MLA Hunter says, “For me, I started the campaign due to the level of distress that I had experienced during my election, which was unfathomable. I have always said I have never been the same person since, and it really lowered my confidence. The idea that children are now experiencing the same thing.”
Hunter emphasises the deeply unsettling fact that years ago, predators would ask for sexual images of children, and now they can create them.
“As an elected representative, I want to ensure that, most importantly, our children are safe. 98% of deepfakes are of women, I think that speaks to the gender-based tech-facilitated violence that we’re seeing.” She continues, “so for me as a legislator, this is the stuff that I really think is important.”
Police warn of rising threat from sexual deepfakes.
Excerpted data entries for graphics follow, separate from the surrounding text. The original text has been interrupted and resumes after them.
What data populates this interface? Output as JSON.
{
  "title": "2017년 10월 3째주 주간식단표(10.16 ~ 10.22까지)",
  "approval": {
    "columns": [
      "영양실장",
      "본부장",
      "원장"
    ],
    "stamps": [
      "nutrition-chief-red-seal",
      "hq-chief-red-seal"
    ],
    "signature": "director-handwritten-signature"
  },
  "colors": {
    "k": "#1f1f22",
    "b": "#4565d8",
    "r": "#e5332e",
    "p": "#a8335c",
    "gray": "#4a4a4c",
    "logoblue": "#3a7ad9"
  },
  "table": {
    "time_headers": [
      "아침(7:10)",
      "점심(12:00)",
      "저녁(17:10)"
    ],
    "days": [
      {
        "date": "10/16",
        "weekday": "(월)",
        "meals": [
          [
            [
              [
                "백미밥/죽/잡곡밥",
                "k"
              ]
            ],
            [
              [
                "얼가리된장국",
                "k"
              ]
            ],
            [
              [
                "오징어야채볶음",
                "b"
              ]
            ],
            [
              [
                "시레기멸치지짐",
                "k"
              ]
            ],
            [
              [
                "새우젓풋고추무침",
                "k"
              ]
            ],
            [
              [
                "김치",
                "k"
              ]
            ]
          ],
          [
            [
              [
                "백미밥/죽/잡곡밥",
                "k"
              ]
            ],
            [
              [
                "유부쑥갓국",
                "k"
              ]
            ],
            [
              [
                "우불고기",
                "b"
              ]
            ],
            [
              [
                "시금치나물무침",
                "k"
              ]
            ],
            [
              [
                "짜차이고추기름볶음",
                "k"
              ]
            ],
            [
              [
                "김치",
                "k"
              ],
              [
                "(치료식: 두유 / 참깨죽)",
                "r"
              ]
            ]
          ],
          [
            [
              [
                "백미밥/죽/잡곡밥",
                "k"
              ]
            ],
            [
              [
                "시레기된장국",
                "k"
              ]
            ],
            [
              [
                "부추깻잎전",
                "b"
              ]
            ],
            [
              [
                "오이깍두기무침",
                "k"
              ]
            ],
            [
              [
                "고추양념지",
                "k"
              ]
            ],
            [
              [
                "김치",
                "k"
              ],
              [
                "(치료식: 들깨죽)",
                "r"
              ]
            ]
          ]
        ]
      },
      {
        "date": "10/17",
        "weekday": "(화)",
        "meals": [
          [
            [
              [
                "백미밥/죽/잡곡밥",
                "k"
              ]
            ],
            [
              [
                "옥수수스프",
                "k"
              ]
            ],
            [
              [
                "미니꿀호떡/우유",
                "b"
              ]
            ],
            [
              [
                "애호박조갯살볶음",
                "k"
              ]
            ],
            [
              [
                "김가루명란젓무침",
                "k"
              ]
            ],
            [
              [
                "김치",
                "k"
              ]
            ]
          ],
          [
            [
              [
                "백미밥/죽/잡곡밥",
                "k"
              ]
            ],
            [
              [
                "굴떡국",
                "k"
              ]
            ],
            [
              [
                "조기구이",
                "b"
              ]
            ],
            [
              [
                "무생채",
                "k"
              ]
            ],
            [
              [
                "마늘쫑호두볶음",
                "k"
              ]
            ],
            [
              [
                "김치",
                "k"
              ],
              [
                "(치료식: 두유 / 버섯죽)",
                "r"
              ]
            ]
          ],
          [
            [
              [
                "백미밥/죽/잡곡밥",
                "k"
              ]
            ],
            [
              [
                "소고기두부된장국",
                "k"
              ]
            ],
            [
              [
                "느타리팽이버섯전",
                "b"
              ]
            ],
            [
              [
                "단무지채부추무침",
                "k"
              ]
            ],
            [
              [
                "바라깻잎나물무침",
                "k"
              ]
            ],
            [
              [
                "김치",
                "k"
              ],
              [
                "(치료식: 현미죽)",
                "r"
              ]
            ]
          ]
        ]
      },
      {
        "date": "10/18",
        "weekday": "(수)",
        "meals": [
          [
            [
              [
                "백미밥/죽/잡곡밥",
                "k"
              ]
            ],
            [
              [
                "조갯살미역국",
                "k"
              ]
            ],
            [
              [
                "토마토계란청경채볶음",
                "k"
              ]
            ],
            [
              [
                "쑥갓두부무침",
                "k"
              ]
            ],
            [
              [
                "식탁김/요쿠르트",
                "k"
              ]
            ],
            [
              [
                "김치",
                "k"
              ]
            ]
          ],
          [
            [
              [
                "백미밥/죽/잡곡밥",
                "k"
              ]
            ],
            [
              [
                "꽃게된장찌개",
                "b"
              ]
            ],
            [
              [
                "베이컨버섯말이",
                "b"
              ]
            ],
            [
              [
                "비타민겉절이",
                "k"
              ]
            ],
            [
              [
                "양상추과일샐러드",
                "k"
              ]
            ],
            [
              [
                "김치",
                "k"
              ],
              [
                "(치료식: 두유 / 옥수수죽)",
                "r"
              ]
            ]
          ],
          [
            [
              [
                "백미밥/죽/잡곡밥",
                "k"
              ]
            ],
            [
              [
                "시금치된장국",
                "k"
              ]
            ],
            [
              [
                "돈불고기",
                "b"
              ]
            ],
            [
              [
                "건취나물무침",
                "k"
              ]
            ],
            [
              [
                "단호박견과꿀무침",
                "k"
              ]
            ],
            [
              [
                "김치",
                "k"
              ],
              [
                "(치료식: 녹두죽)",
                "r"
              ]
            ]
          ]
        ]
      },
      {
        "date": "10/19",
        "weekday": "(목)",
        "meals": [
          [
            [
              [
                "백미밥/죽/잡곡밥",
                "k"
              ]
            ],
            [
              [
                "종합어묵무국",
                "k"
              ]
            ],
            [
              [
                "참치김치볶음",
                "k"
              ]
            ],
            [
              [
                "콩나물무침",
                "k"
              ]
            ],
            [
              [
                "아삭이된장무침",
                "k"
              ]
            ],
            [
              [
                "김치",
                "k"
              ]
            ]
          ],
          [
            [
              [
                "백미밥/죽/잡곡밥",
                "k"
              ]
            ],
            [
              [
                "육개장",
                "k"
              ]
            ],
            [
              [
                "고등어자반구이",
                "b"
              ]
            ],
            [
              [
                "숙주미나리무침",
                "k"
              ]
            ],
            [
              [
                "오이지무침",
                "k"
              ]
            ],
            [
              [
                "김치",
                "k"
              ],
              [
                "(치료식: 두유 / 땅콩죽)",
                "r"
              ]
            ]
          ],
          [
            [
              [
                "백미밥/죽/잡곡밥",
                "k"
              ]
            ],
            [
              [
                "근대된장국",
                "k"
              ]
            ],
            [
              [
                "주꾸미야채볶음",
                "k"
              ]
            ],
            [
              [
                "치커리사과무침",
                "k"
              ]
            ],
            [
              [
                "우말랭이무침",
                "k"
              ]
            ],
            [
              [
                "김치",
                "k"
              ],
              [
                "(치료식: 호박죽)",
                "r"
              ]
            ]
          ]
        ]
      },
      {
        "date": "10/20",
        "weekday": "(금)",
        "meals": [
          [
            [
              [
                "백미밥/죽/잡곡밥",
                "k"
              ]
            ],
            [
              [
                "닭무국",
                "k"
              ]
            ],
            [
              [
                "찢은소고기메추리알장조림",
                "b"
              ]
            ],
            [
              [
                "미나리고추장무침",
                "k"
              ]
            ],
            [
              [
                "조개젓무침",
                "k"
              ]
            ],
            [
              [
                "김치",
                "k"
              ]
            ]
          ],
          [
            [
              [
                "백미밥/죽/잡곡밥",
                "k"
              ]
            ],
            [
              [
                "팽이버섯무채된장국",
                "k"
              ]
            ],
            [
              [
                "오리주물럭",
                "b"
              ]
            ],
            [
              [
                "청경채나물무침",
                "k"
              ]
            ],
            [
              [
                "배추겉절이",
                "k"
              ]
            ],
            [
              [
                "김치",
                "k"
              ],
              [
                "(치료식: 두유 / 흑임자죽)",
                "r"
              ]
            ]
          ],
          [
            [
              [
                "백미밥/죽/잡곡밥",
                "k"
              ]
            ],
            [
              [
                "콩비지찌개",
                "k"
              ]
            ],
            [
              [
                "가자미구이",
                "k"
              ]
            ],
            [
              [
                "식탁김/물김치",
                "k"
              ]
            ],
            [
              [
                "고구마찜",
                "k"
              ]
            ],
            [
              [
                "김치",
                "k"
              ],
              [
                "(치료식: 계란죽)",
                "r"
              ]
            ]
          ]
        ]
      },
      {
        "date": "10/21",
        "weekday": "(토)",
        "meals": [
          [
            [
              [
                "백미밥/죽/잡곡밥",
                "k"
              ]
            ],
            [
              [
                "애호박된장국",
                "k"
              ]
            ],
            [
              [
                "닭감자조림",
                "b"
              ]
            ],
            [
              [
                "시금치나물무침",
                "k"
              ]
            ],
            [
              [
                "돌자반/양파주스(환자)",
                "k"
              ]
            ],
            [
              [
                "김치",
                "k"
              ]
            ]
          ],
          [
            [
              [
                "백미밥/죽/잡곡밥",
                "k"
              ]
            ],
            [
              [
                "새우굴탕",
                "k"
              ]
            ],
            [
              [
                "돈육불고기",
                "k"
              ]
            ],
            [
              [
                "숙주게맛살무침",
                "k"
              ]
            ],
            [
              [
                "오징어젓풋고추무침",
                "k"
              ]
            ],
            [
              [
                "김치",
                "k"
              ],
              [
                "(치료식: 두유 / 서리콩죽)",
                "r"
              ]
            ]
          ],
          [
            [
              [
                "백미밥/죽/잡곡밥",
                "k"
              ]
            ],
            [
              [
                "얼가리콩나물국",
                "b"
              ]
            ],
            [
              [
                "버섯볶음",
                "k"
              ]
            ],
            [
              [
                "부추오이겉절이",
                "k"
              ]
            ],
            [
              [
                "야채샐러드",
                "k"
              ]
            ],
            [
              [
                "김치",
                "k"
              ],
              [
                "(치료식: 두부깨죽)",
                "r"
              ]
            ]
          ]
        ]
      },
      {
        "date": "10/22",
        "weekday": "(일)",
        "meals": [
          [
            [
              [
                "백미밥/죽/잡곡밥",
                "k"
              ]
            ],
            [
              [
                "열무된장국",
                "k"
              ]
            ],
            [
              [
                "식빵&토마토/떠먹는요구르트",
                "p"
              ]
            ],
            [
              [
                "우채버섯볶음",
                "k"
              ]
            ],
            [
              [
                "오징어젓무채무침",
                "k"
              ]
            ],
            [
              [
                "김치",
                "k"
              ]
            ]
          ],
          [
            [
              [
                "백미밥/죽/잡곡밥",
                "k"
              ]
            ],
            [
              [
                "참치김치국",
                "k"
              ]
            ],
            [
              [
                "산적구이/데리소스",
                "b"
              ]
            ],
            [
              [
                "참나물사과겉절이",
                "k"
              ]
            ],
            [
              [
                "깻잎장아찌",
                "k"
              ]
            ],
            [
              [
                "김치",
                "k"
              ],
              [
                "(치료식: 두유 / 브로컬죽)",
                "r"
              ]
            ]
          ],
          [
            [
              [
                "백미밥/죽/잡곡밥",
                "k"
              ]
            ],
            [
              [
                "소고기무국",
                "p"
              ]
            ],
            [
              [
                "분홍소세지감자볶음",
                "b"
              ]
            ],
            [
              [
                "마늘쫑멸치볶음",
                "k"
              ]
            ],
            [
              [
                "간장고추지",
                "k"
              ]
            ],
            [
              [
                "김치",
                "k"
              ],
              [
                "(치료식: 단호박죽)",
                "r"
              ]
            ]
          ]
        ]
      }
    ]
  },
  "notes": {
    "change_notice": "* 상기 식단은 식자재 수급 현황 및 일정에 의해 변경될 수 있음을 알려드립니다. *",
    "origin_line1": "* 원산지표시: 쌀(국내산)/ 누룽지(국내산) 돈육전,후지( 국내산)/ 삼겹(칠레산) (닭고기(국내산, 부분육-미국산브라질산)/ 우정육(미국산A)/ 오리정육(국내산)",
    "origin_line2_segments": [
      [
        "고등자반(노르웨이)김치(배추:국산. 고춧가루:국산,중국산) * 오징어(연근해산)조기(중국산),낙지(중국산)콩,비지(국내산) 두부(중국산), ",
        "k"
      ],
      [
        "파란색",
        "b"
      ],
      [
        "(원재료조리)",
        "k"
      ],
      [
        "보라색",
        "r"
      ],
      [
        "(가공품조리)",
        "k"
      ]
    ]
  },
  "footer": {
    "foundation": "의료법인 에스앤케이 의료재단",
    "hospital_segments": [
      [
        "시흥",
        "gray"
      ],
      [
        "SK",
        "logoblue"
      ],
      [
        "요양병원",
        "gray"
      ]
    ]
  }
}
A new police-commissioned survey, published 24 Nov 2025, looked at people’s attitudes towards deepfakes and more specifically, those that are sexual or intimate in nature and disproportionately target women and girls. This type of content is thought to have increased in prevalence by 1,780% between 2019 and 2024.
Three in five people said they are very or somewhat worried about becoming a victim of a deepfake.
Campaign UN Women says, “We already live in a world where at least one in three women experience physical or sexual violence. Enter a host of extremely powerful AI tools, trained on existing gender-biased data, now enabling that violence to spread further, faster and in more complex ways. It’s a perfect storm.”
Hunter says this is a very unique situation. She wants to see robust laws and, most importantly, a sense of hope to bring ethics education on this technology into schools to prevent cyberbullying.
“For the first time, I am filled with hope that we can get this law over the line.”